Today, it's the Soudan Underground Mine State Park, and visitors can take a three-minute ride in an elevator cage to the bottom, where they get into electric trains and ride to a stope, part of a crossword-puzzle maze of excavations created when miners drilled and blasted into fingerlike veins.

It's cold and dark, and miners suffered hearing loss from the noise, but this was considered "a Cadillac'' of mines: Only 13 men died in 79 years.

Old buses at the Greyhound Bus Museum in Hibbing.

© Beth Gauper

The Greyhound Bus Museum traces the evolution of the bus line from its start in Hibbing.

There's still many tons of ore left, but excavation costs became prohibitive. The mine closed in 1963, only four years before the closing of the Pioneer Mine in Ely marked the end of mining on the Vermilion Range.

It was a hard life. But it was one that made the people of the Range proud.

Trip Tips: Minnesota's Iron Trail

2013 events: Memorial Day weekend, Dylan Days in Hibbing. June 15-16, Land of the Loon Arts & Crafts Festival in Virginia. July 25-28, Hoyt Lakes Water Carnival. Aug. 3, Mesabi Trail Tour.

Hill-Annex Mine State Park: Mine tours lasting 1½ hours are given Wednesdays-Saturdays from the weekend before Memorial Day through Labor Day at 12:30 p.m. and 3 p.m. and fossil-hunting tours at 10 a.m.

Admission is $10 adults, $6 children 5-12. 218-247-7215.

Soudan Underground Mine State Park: Tours are given daily from Memorial Day through September and the first three weekends in October. Bring a coat and wear sturdy shoes.

Admission is $10 adults, $6 children 5-12. There are also five miles of hiking trails among open-pit mines. 218-753-2245.

Hull-Rust Mahoning Mine View: It's on the north end of Hibbing and open daily from mid-May through September. Admission free. 218-262-4900.

Mineview in the Sky: It's on the south edge of Virginia and is open weekends in May, then daily from Memorial Day weekend through September. Admission is free. 218-741-2717.

Minnesota Museum of Mining: It's just off U.S. 169 in Chisholm and is open daily between Memorial Day and Labor Day. Admission is $5, $3 ages 6-17. 218-254-5543.

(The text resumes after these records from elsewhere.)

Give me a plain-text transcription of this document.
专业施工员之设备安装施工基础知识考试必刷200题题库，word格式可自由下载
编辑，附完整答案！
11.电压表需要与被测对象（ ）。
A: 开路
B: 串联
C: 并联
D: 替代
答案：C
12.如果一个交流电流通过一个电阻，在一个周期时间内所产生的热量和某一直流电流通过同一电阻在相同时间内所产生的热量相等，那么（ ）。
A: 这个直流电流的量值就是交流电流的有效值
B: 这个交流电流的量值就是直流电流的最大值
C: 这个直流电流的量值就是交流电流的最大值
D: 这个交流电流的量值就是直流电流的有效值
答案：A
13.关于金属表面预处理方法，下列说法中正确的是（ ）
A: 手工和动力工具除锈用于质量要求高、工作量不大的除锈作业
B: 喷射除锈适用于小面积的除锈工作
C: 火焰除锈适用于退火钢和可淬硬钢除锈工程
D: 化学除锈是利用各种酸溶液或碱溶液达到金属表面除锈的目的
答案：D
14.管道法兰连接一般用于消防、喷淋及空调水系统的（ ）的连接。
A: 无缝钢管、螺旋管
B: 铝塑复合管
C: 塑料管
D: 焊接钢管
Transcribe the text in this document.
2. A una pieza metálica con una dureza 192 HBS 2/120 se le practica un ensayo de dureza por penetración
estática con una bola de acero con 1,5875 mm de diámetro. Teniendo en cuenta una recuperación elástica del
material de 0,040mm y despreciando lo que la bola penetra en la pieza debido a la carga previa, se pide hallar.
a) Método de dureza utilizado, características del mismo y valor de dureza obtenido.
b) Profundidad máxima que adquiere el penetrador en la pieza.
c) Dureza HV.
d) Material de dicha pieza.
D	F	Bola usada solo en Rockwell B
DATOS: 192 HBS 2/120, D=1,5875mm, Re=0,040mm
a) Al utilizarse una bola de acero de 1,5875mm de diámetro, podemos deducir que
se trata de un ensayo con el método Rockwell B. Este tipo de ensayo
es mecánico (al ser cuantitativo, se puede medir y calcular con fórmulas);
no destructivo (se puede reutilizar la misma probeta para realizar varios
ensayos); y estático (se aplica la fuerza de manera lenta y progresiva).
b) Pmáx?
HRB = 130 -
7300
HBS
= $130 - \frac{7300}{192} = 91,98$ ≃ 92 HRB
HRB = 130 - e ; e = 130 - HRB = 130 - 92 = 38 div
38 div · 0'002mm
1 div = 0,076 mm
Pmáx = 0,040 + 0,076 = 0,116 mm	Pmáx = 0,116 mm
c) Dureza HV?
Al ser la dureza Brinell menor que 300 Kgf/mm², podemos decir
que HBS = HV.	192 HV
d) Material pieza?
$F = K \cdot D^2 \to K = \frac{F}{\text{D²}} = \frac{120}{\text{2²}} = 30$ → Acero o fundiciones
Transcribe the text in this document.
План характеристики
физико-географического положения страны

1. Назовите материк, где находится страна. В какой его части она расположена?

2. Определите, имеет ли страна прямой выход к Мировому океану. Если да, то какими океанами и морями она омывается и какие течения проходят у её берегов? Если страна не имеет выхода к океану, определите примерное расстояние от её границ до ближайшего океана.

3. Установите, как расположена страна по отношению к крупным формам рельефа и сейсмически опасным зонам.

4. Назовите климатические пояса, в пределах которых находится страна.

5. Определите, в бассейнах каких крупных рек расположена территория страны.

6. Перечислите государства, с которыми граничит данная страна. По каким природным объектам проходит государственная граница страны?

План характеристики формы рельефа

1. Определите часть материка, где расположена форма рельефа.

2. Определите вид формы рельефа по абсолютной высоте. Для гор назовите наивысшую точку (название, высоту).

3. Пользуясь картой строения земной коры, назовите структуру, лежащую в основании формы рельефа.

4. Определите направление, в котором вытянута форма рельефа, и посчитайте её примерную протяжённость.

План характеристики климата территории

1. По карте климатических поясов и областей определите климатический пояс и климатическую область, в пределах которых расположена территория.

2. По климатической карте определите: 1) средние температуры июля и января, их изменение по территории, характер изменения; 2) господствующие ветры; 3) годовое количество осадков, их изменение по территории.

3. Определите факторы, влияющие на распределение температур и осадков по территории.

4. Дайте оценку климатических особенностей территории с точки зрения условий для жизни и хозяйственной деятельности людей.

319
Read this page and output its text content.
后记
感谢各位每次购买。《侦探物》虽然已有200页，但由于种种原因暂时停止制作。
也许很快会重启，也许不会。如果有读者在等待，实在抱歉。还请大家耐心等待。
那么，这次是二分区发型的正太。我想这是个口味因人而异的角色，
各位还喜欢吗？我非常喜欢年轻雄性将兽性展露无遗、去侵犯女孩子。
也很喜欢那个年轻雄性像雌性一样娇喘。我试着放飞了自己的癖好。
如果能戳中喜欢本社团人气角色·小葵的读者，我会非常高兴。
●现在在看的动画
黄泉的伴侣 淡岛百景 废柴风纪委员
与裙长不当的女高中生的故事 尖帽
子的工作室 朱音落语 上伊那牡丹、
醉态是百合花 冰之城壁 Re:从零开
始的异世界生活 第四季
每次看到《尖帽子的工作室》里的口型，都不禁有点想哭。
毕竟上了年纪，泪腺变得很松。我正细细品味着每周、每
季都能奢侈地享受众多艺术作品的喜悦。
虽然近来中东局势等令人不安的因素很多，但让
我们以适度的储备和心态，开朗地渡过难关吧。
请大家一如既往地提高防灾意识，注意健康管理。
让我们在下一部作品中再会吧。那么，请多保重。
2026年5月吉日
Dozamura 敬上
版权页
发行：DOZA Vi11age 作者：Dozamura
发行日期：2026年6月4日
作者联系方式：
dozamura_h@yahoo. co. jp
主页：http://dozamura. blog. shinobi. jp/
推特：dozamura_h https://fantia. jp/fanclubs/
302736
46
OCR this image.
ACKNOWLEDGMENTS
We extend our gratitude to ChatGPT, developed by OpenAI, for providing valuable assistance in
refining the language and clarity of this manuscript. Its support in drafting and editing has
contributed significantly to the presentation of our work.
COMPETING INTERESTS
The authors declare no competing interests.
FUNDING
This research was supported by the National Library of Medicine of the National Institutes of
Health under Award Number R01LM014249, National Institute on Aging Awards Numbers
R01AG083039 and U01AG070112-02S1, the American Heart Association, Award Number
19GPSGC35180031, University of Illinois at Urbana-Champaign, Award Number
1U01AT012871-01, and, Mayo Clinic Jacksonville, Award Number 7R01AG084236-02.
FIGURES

Mesabi Trail: There are 74½ miles between Grand Rapids and McKinley, with another four miles on a spur from Gilbert to Eveleth. There are also three miles paved between Tower and Soudan and three miles in Ely.

Bicyclists on the Mesabi Trail in Mountain Iron.

© Beth Gauper

Bicyclists pass through Mountain Iron on the Mesabi Trail.

In Grand Rapids, the trail starts at the Itasca County fairgrounds, on the northern edge of town.

For a trail map, call 877-637-2241. A Wheel Pass, $5 for two days and $15 annually, can be bought from local businesses and visitor centers.

For more, see Rolling through the Iron Range.

Golf: The Legend and The Quarry at Giants Ridge, deep in Superior National Forest, are considered one of the best and most scenic in the state. 800-688-7669.

Skiing: Giants Ridge has 37 downhill runs and 60 kilometers of well-maintained cross-country trails grooming for striding and skating, including three kilometers that are lighted. 800-688-7669.

For more, see King of the hills and A Giant advantage.

Snowmobiling: The Taconite and Laurentian trails are part of a 2,000-mile network.

Accommodations: Giants Ridge has villas overlooking Wynne Lake, 800-843-7434, and lodge rooms near the golf course and ski runs, 877-442-6877. Visitors on a budget can stay at Giants Ridge's Sports Dorm.

Camping: McCarthy Beach State Park, 20 miles north of Hibbing, has a popular campground on Side Lake and a sandy beach on Sturgeon Lake with shallow water, suitable for small children.

Scenic State Park, 32 miles north of Grand Rapids near Bigfork, has camping and a cabin.

Minnesota Discovery Center: Formerly known as Ironworld, this center in Chisholm holds exhibits on Iron Range history and culture.

Information: Iron Trail tourism, 800-777-8497.